Betsy DeVos promised to shake things up, and she’s making good on that promise.
As the Education Department secretary, DeVos has been dismantling the Title IX landscape the Obama administration created. Her new Title IX regulations reformed the litigation of sexual assault cases on college campuses and loosened federal guidelines, giving schools some breathing room. But don’t mistake DeVos’s deregulation for weakness. She’s still enforcing Title IX regulations, and she’s doing so efficiently.
Devos told the Detroit News‘ Ingrid Jacques this week that because of Michigan State University’s immense failures regarding Larry Nassar, a doctor who treated and sexually abused dozens of young women, and his repeated abuse of female students and gymnasts on campus, the school would pay a $4.5 million fine and completely overhaul its Title IX procedures.
“It became increasingly clear that any process that MSU had simply was not working, and, more accurately, broken,” DeVos said. “In the case of Michigan State, and what we’ve seen with other similar instances at other colleges and universities, is the framework that was in place wasn’t much of a framework. It wasn’t reliable … I don’t know how you could not have addressed this much earlier on and saved a lot of young women from a lot of pain.”
Over the past year, the Education Department has conducted two separate investigations into the Nassar scandal and where MSU went wrong. Using MSU as a sort of case study, the department has been carefully reviewing and revising its Title IX guidelines, which are set to take effect this fall.
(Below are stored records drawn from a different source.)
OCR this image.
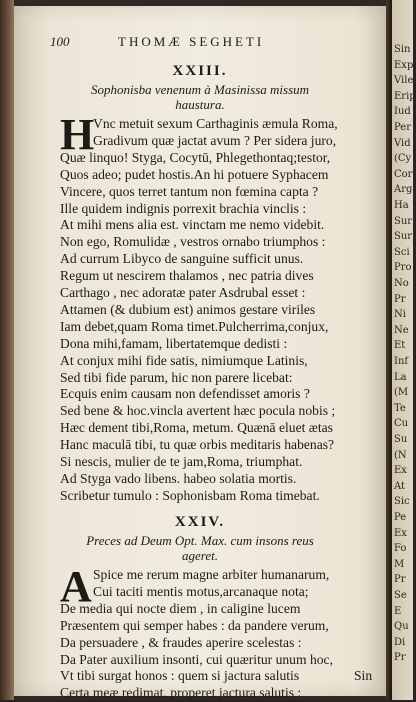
100	THOMÆ SEGHETI
XXIII.
Sophonisba venenum à Masinissa missum
haustura.
H
Vnc metuit sexum Carthaginis æmula Roma,
Gradivum quæ jactat avum ? Per sidera juro,
Quæ linquo! Styga, Cocytū, Phlegethontaq;testor,
Quos adeo; pudet hostis.An hi potuere Syphacem
Vincere, quos terret tantum non fœmina capta ?
Ille quidem indignis porrexit brachia vinclis :
At mihi mens alia est. vinctam me nemo videbit.
Non ego, Romulidæ , vestros ornabo triumphos :
Ad currum Libyco de sanguine sufficit unus.
Regum ut nescirem thalamos , nec patria dives
Carthago , nec adoratæ pater Asdrubal esset :
Attamen (& dubium est) animos gestare viriles
Iam debet,quam Roma timet.Pulcherrima,conjux,
Dona mihi,famam, libertatemque dedisti :
At conjux mihi fide satis, nimiumque Latinis,
Sed tibi fide parum, hic non parere licebat:
Ecquis enim causam non defendisset amoris ?
Sed bene & hoc.vincla avertent hæc pocula nobis ;
Hæc dement tibi,Roma, metum. Quænā eluet ætas
Hanc maculā tibi, tu quæ orbis meditaris habenas?
Si nescis, mulier de te jam,Roma, triumphat.
Ad Styga vado libens. habeo solatia mortis.
Scribetur tumulo : Sophonisbam Roma timebat.
XXIV.
Preces ad Deum Opt. Max. cum insons reus
ageret.
A Spice me rerum magne arbiter humanarum,
Cui taciti mentis motus,arcanaque nota;
De media qui nocte diem , in caligine lucem
Præsentem qui semper habes : da pandere verum,
Da persuadere , & fraudes aperire scelestas :
Da Pater auxilium insonti, cui quæritur unum hoc,
Vt tibi surgat honos : quem si jactura salutis
Certa meæ redimat, properet jactura salutis :
Sin
Sin
Exp
Vile
Erip
Iud
Per
Vid
(Cy
Cor
Arg
Ha
Sur
Sur
Sci
Pro
No
Pr
Ni
Ne
Et
Inf
La
(M
Te
Cu
Su
(N
Ex
At
Sic
Pe
Ex
Fo
M
Pr
Se
E
Qu
Di
Pr
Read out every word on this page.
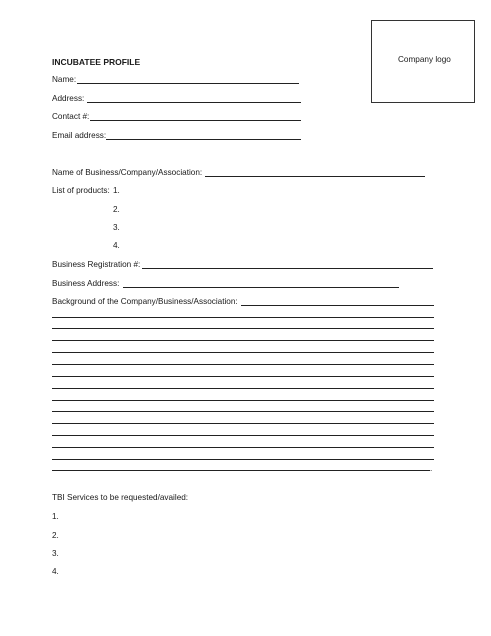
INCUBATEE PROFILE	Company logo
Name:
Address:
Contact #:
Email address:
Name of Business/Company/Association:
List of products: 1.
2.
3.
4.
Business Registration #:
Business Address:
Background of the Company/Business/Association:
.
TBI Services to be requested/availed:
1.
2.
3.
4.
DeVos said she believes her new framework will work on behalf of all students, especially in cases of sexual assault. The accuser will have additional access to help on campus through a Clery compliance officer, a new position MSU agreed to adopt, and the accused will be afforded due process through cross-examination and witnesses.
DeVos’s Title IX reforms will also provide something Obama’s did not: clarity. One of the biggest problems with the Obama administration’s broad, sweeping Title IX reforms was that the government handed them to universities without instruction or supervision. These regulations were wordy and vague, and somehow school officials were supposed to figure out what they meant and then apply them in practical situations. The result was misinformation, confusion, and little to no change. If anything, Obama’s Title IX reforms made things worse.
DeVos will continue to face backlash for allegedly undermining the legal rights and emotional trauma of sexual assault victims, as the Left likes to say. But as with the education reform advocacy that has so poisoned them against her, she is doing the right thing. Young women (and men) deserve better than the disaster that is MSU. Title IX is supposed to prevent sexual harassment and assault just as much as it is supposed to punish those who harass and assault.
We need to make sure another Larry Nassar isn’t possible. Colleges can do better; they just need a push in the right direction.